As Varda chats with JR on the train en route to see Godard, she speaks of him like a long-lost friend, fondly recalling their work together while regretting that they have fallen out of touch. She also admits of both his virtues and eccentricities: “He is unpredictable…he is a solitary philosopher,” she tells JR, as if pre-emptively apologizing in the case that Godard does not show up. It is clear that Varda has a great deal emotionally invested in this encounter, perhaps the last chance to see an old friend and to introduce him to a new one. The film itself is rife with references to Godard. Varda compares the 1960s-era Godard to JR today, she shows the younger artist a clip of one of her earliest short films featuring Godard, and she re-creates a famous scene from his Band of Outsiders, in which a trio of youngsters make a mad dash through the halls of the Louvre. (In Varda’s tribute, it is JR pushing the sprightly Varda on a wheelchair through the museum.)
For all Varda’s obvious admiration for Godard and her eagerness to re-connect, alas, he does not show up. When Varda and JR arrive at his house, they find the doors locked and no one at home, with a cryptic note scrawled on the glass, referencing days of old when Godard used to dine with Varda and her late husband, the filmmaker Jacques Demy. Varda is visibly stung by the gesture, seeing Godard’s no-show as an insulting rebuke and his note as a deliberate attempt to inflict emotional pain. There is a real sadness to this ending, a sense that Godard is mocking Varda and denying her entry to his esteemed company. Varda trudges off, tears in her eyes, cursing Godard like an estranged sibling (“I still like you, you dirty rat.”)

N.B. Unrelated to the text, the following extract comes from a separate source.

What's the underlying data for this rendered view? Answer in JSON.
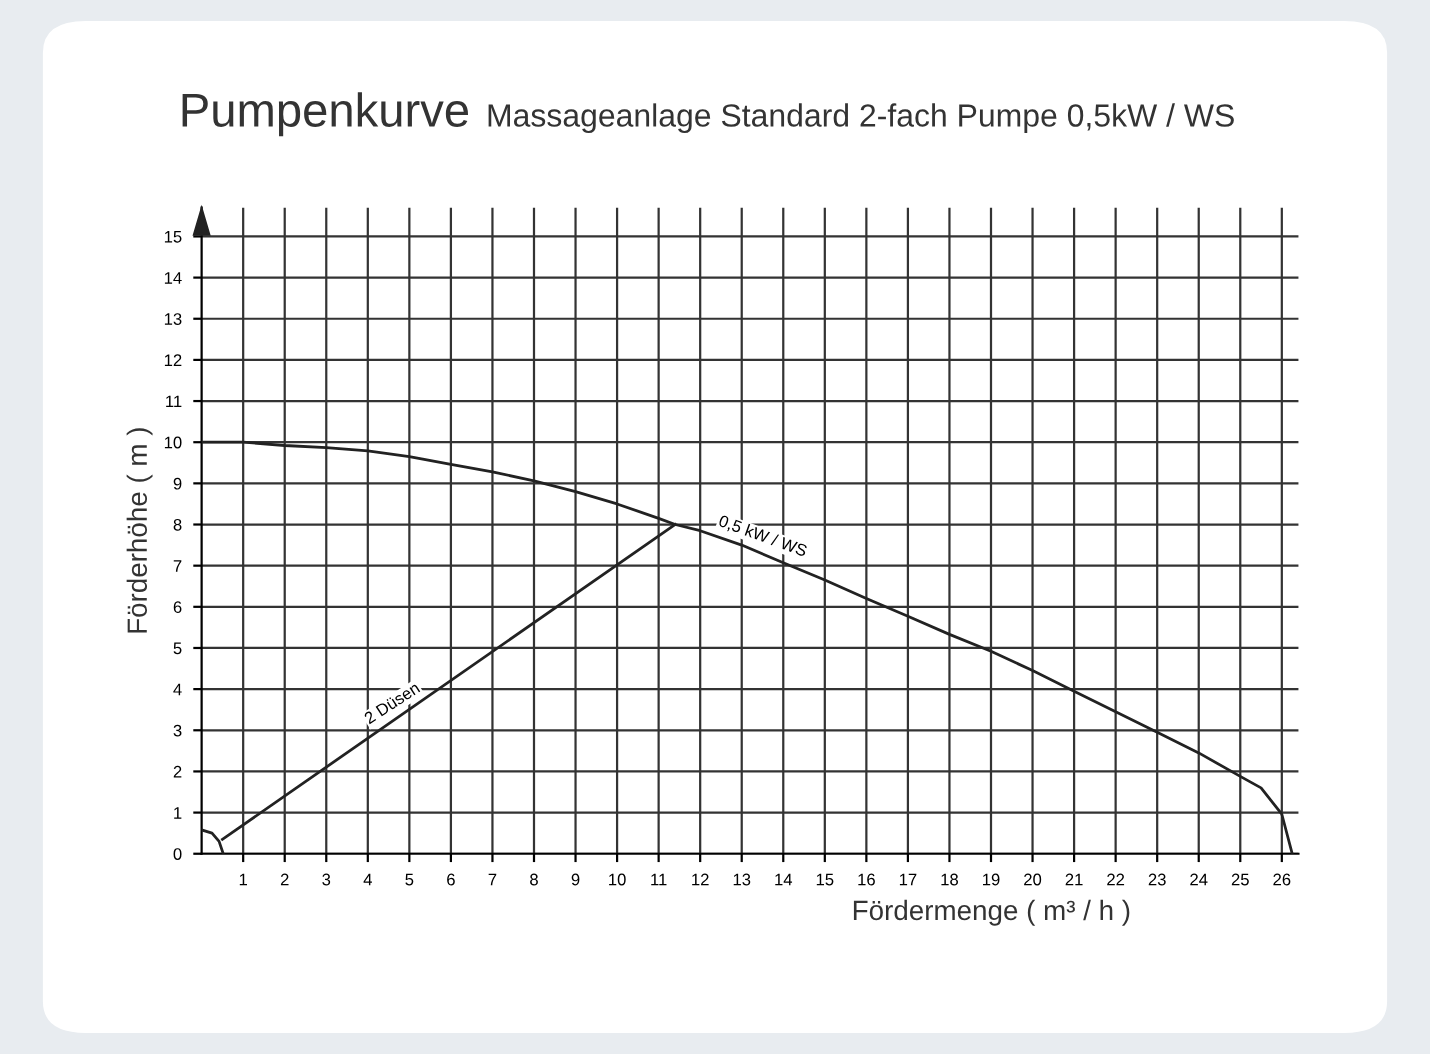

Yet there is another way to read this ending: not so much the thoughtless gesture of an old crank as the deliberate, coded message of a withdrawn artist who prefers to communicate through cinema. JR seizes on this interpretation in the final scene, asking Varda: “Was he challenging the narrative structure of your film?” It may seem a stretch, but for the fact that Godard frequently converses with fellow filmmakers in just this sort of way. At its peak, the New Wave was a movement of directors commenting on and critiquing each other’s work in their own films; the Godard biographer Richard Brody, for instance, has written of the “tacit dialogue” that Godard kept up with his colleague François Truffaut in film after the former friends were no longer on speaking terms. The press-shy Godard likewise released a short, cryptic video tribute to the late Eric Rohmer when he died in 2010, belying Godard’s supposed estrangement from his New Wave contemporaries. Seen in that light, Godard’s conspicuous absence from the end of Faces Places may count not so much as as a slight against Varda as a pained confessional statement about his own inability to participate in her nostalgic project.
Whatever his intention, Godard’s snub does cast the film’s final moments in a melancholy light. He seems to deliberately reject Varda’s fondness for their past together, leaving her to commiserate with JR as they look out from the shores of Lake Geneva. Ironically, though, if Godard meant by his absence to challenge Varda’s film, he does so in a way that simultaneously reinforces its message and spirit. Yearning for her past but unable to return to it, Varda has no choice but to look forward alongside a new collaborator, in search of new faces and places to see.